The news editor of The Root explained to the newspaper the difference between other past presidents and Obama, particularly in regards to the racial divisiveness presented by the Trump administration. “No one is pressuring white ex-presidents like George W. Bush and Jimmy Carter the same way,” said Monique Judge.
Omarosa Manigault Newman, one of only a few black ex-White House officials under Trump and a former contestant on The Apprentice, told the Times that Trump’s vendetta against Obama seeks to erase him entirely. “This is personal for Trump; it is all about President Obama and demolishing his legacy. It’s his obsession,” she said. “President Obama will not be able to rest as long as Trump is breathing.”
The Times report details how Obama is helping Biden successfully push ahead to defeat Trump – something he’d hoped happened four years ago with fellow Democratic candidate Hillary Clinton. However, several former Obama campaign aides told the Times, he is doing so by balancing it with his retirement plans.
“I don’t think he is hesitant. I think he is strategic,” said Dan Pfeiffer, a top Obama adviser for over a decade. “He has always been strategic about using his voice; it’s his most valuable commodity.”
During the 2018 midterm elections, Obama said Trump “is a symptom, not the cause,” of the nasty political rhetoric allowed by his Republican Party enablers.

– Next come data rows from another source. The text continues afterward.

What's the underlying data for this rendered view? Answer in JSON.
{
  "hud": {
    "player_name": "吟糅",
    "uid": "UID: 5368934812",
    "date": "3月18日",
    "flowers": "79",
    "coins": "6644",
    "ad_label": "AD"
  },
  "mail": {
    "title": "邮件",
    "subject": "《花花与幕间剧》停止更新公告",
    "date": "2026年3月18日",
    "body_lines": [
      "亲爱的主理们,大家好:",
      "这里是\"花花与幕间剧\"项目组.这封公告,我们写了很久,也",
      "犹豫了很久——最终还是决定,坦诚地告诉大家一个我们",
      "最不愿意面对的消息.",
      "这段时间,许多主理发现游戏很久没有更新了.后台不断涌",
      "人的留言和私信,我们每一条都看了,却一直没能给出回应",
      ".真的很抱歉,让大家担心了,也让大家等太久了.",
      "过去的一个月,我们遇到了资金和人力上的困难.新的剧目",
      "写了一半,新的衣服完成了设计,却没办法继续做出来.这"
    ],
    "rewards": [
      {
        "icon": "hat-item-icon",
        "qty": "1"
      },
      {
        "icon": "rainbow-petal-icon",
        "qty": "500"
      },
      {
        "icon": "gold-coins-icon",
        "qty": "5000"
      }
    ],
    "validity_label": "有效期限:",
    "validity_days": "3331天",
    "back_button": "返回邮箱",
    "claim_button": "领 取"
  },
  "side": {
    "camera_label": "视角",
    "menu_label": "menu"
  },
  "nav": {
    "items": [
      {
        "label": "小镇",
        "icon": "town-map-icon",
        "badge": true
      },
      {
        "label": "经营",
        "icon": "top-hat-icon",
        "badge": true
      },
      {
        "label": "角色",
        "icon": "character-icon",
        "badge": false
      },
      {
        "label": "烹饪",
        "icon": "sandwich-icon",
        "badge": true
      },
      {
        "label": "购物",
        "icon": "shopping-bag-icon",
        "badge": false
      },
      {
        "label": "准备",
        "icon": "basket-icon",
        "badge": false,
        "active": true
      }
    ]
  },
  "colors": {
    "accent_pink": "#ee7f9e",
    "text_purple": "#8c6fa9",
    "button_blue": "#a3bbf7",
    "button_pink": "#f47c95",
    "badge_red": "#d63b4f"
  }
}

During a speech at the University of Illinois that fall, Obama said the U.S. needs to form the “antibodies” in order to fight the contagion of “racial nationalism.”
The Times report goes on to say Obama routinely speaks with Biden and his top campaign aides, offering advice like keeping speeches brief, interviews succinct and to reduce the length of all tweets. “Better to make the campaign a referendum on Mr. Trump and the economy,” Democratic officials told the newspaper. Obama has also transferred the help of some of his top tech friends, including LinkedIn founder Reid Hoffman and former Google chief executive Eric Schmidt.
Newsweek reached out to the White House for comment, but did not hear back by publication time.